Five9 still remains unprofitable however, reporting a net loss for the quarter of $23.2 million.

For the fourth quarter, Five9 said it’s looking at earnings of between 40 cents and 42 cents per share, some way below Wall Street’s forecast of 51 cents. As for revenue, Five9 offered a forecast of between $204 million and $205 million, versus the consensus estimate of $215.7 million. For the full year fiscal 2022, Five9 said it expects to generate revenue of $774.5 million to $775.5 million, below Wall Street’s target of $782.5 million.

The weak guidance clearly alarmed investors, as Five9’s stock lost more than 11% in the after-hours trading session. That followed a decline of more than 5% earlier in the day.

The company is a leading player in the cloud contact center industry, selling software and related services that companies can use to manage their customer service interactions. Its software covers traditional phone calls, video calls, emails, messages and social media channels. Five9’s software is entirely web-based, though it also sells telephone hardware and even phone lines. This makes life simpler for its customers, as they can pay a monthly subscription to obtain the hardware they need, rather than invest in their own gear.

Last month, the company caused a bit of concern with the unexpected news that its chief executive officer Rowan Trollope would be stepping down, in order to take on a similar role at an unnamed venture-backed startup.
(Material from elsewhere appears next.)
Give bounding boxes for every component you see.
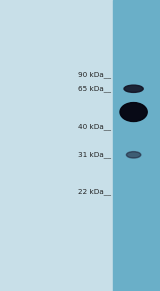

Five9 announced that Trollope would be succeeded on Nov. 28 by its former CEO Mike Burkland (pictured), who led the company until 2017, when he was diagnosed with cancer.
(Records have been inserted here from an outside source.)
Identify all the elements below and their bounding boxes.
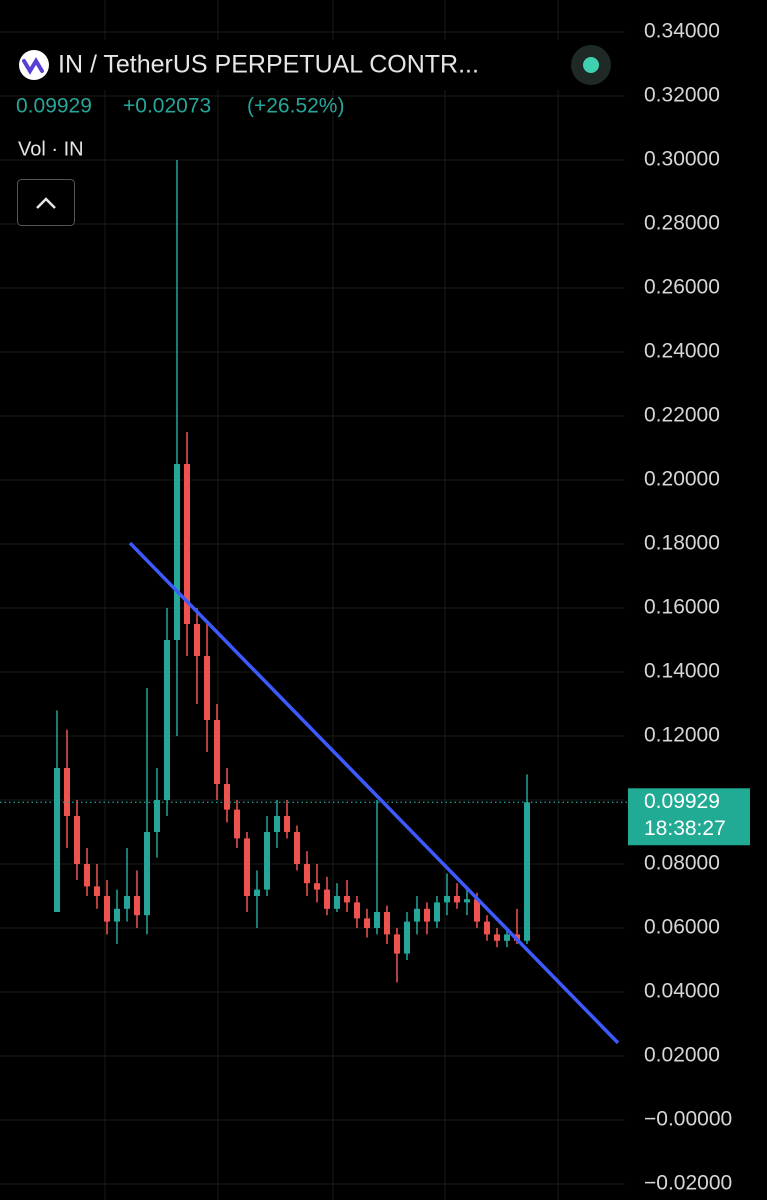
header-bg [0,40,560,90]
candle-body [424,908,430,922]
candle-body [384,912,390,935]
candle-body [284,816,290,832]
price-tag [628,788,750,846]
candle-body [344,896,350,903]
y-tick-label: 0.30000 [644,148,720,171]
y-tick-label: 0.26000 [644,276,720,299]
y-tick-label: 0.32000 [644,84,720,107]
candle-body [144,832,150,916]
candle-body [174,464,180,640]
y-tick-label: 0.16000 [644,596,720,619]
candle-body [214,720,220,784]
candle-body [444,896,450,903]
symbol-logo-mark [22,57,44,75]
candle-body [484,921,490,935]
collapse-icon [36,197,56,209]
y-tick-label: 0.24000 [644,340,720,363]
y-tick-label: 0.02000 [644,1044,720,1067]
candle-body [304,864,310,884]
trendline [128,541,620,1045]
candle-body [494,934,500,941]
candle-body [244,838,250,896]
candle-body [464,899,470,903]
y-tick-label: 0.34000 [644,20,720,43]
overlay [0,541,628,1045]
candle-body [374,912,380,928]
candle-body [164,640,170,800]
last-price: 0.09929 [16,95,92,118]
candle-body [134,896,140,916]
y-tick-label: 0.14000 [644,660,720,683]
y-tick-label: −0.00000 [644,1108,732,1131]
candle-body [394,934,400,954]
y-tick-label: 0.04000 [644,980,720,1003]
price-change-percent: (+26.52%) [247,95,344,118]
candle-body [524,802,530,941]
y-tick-label: 0.22000 [644,404,720,427]
candle-body [94,886,100,896]
y-tick-label: 0.06000 [644,916,720,939]
candle-body [234,809,240,839]
candle-body [354,902,360,919]
symbol-title: IN / TetherUS PERPETUAL CONTR... [58,51,479,79]
time-grid [104,0,559,1200]
candle-body [474,899,480,922]
candle-body [274,816,280,832]
volume-label: Vol · IN [18,138,84,160]
candle-body [364,918,370,928]
candle-body [434,902,440,922]
y-tick-label: 0.12000 [644,724,720,747]
price-axis: 0.34000 0.32000 0.30000 0.28000 0.26000 0.240… [628,20,750,1195]
candle-body [84,864,90,887]
candle-body [264,832,270,890]
candle-body [324,889,330,909]
candle-body [64,768,70,816]
y-tick-label: −0.02000 [644,1172,732,1195]
candle-body [504,934,510,941]
candle-body [54,768,60,912]
grid [0,31,625,1185]
y-tick-label: 0.18000 [644,532,720,555]
candle-body [224,784,230,810]
y-tick-label: 0.08000 [644,852,720,875]
candle-body [194,624,200,656]
candle-body [254,889,260,896]
candle-body [404,921,410,954]
candle-body [124,896,130,909]
candle-body [314,883,320,890]
candle-body [154,800,160,832]
y-tick-label: 0.28000 [644,212,720,235]
candle-body [204,656,210,720]
candle-body [184,464,190,624]
price-tag-countdown: 18:38:27 [644,817,726,840]
candle-body [334,896,340,909]
candle-body [294,832,300,864]
candle-body [74,816,80,864]
status-dot [583,57,599,73]
price-change: +0.02073 [123,95,211,118]
price-tag-label: 0.09929 [644,790,720,813]
collapse-button[interactable] [17,179,75,226]
candle-body [454,896,460,903]
candle-body [414,908,420,922]
candle-body [104,896,110,922]
candles [54,160,530,983]
candle-body [114,908,120,922]
y-tick-label: 0.20000 [644,468,720,491]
In a statement today, Burkland said the company’s strong results in the quarter were driven by its enterprise business, where subscription revenue rose by 37% from a year earlier.
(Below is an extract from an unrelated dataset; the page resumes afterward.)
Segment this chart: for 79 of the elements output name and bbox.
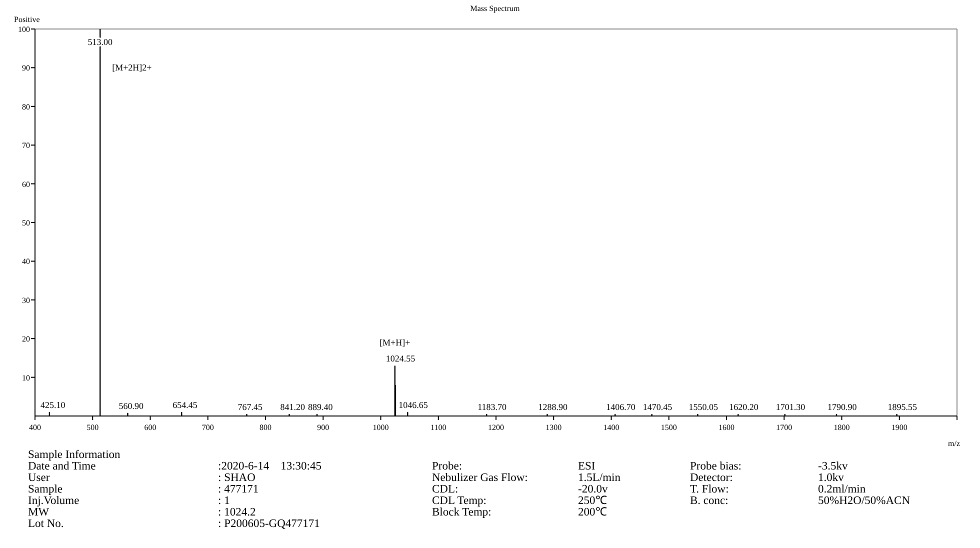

“We believe there are three immutable trends gathering steam around us, namely the demand for cloud solutions, the digital transformation of contact centers and a growing yet barely penetrated TAM, that will be with us for many years to come,” Burkland insisted. “We are still in the early innings of the long-term shift to the cloud and we believe Five9 is very well positioned in this massive market as we continue to execute on product innovation, our march up market and international expansion.”

Constellation Research Inc. analyst Liz Miller said Five9 was making good progress internationally. She pointed out that when its proposed multi-billion dollar acquisition by Zoom Video Communications Inc. was rejected by shareholders, many analysts thought the company would be in trouble, and would need to boost enterprise-size deals considerably while expanding globally to survive.

“The 40% year-over-year increase in international revenue is a good sign here,” Miller said. “Going forward, the CEO transition will be critical. Burkland might have pushed Five9 into the cloud back in the day, but it won’t be able to rest on the story for long. He needs to innovate and I expect we’ll see a big push in areas like AI and autonomous service models.”